Unmaintained Repository Was: Spoke too early
jw+debian at jameswestby.net
Sun Apr 26 20:48:36 UTC 2009
On Sun, 2009-04-26 at 11:58 -0400, Martin Owens wrote:
> More usefully would be to assess the bit-rot, number of bugs, any
> critical or security issues which makes it dangerous. [...]
> baring any security issues I see no reason why it should be removed.
> (although I'm sure these things are assesed in due process)
You are correct, these things are usually assesed.
However, while a package may not have any known security issues now,
there's nothing to say that it doesn't have some unknown ones, and
if there is no upstream then it reduces the chances that they
will be found and dealt with.
Usually more pressing is the question of who cares for the package.
There is a cost to keeping the packages around, and while it is usually
small, it is not negligible. If we keep the package in the repositories
then it would be reasonable for users of the package to assume that they
could get some level of support for the package.
> The other option is to move these things to an "unmaintained" repository
> where users can have the initiative to install things they want but also
> be made aware of it's unmaintained nature (perhaps even encouraging
> developers to maintain it). At least then people wouldn't have to go
> digging around for PPAs.
This isn't necessarily a bad idea, however I don't think I would like to
Firstly, there is the question of bugs, as it would still be possible to
file bugs against these packages in Ubuntu, without any clue given
to the user that they are using an unsupported package. This would
reflect badly on the distribution.
Secondly, there is the question of user awareness of what they are
doing. Simply enabling the repository to install something would then
lead to it not being clear which packages you install later are
unmaintained. It would be possible to teach the packaging tools about
this, but it would be a significant investment I fear (though one that
may be useful for making third party repositories more palatable).

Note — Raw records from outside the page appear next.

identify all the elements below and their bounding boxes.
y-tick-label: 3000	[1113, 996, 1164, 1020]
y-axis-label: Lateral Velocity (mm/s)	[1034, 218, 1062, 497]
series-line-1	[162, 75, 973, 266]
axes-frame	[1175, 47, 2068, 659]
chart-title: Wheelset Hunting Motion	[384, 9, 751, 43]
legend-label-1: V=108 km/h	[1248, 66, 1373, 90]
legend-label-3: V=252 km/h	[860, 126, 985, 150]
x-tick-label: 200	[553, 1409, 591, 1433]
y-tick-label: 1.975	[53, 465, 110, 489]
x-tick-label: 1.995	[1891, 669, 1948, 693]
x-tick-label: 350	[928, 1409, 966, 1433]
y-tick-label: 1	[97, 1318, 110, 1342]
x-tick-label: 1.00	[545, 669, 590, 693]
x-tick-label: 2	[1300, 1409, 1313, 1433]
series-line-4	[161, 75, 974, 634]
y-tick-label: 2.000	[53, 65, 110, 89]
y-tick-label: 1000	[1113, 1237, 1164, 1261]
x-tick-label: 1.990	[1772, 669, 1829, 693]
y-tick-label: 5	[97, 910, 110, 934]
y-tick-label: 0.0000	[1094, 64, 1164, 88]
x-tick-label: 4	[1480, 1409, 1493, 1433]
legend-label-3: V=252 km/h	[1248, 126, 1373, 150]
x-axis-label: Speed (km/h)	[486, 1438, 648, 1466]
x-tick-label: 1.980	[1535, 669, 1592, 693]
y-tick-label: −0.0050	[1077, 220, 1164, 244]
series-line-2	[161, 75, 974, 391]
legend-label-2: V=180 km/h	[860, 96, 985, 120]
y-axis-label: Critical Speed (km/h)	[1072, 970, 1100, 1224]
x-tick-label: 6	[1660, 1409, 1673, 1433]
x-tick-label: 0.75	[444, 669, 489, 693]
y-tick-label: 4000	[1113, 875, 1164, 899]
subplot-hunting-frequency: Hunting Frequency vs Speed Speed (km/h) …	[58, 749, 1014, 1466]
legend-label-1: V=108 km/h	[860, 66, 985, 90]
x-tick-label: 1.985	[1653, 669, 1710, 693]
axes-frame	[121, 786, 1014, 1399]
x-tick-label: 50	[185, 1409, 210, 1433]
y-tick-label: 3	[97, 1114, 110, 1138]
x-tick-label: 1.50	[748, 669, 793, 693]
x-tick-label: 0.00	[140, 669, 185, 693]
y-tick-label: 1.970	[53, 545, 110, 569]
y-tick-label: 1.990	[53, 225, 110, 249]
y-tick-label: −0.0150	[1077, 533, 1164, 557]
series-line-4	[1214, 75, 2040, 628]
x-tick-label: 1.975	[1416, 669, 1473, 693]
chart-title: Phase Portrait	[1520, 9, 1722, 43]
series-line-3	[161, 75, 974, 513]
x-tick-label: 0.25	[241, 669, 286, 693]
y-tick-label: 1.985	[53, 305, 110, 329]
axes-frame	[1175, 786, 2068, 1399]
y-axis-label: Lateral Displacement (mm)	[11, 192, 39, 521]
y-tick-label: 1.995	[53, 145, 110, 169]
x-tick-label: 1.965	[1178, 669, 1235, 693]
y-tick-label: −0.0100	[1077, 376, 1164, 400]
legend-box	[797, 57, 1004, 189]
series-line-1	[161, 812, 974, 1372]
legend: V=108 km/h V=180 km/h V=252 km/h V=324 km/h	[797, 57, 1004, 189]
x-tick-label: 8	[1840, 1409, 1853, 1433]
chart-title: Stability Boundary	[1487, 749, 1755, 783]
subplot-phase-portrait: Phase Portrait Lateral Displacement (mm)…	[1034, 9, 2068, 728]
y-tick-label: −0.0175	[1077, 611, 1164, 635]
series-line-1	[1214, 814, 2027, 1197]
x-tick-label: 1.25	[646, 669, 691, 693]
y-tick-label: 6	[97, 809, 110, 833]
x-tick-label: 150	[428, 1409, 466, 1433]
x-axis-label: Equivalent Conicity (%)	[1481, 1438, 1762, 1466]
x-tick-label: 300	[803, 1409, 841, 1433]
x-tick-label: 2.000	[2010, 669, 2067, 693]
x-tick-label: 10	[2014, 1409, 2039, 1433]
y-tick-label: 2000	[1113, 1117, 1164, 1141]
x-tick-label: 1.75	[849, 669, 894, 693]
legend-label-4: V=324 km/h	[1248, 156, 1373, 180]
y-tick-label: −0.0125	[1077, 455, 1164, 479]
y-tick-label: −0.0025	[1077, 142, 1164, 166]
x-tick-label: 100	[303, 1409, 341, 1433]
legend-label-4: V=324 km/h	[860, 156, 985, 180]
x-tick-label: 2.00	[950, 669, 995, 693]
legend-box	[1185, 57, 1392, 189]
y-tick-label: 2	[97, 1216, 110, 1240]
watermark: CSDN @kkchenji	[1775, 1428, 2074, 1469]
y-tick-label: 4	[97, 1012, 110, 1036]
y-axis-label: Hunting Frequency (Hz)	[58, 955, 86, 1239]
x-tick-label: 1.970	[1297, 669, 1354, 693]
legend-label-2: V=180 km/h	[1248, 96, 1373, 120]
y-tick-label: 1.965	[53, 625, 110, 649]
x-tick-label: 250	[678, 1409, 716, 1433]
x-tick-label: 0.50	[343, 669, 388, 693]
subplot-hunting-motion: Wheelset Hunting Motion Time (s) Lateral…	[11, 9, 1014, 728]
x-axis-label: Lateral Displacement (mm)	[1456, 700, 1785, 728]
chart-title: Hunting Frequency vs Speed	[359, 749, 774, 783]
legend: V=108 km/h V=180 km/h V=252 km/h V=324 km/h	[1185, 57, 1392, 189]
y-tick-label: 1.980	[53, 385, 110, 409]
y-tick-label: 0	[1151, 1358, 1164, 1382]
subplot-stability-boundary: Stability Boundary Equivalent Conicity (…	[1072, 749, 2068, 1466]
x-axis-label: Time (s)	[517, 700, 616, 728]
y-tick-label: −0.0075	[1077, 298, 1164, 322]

I would think that PPAs would be better in some respects, as while
we would have less control over the contents, the fact that they are
more targeted is a benefit here.
It would be quite easy to write a script that grabbed each removed
package and uploaded it to a PPA, however it's not necessarily going
to build, if it does it may not work correctly any more, and further
it may be being removed for a very good reason (being terminally
vulnerable to remote exploits for instance).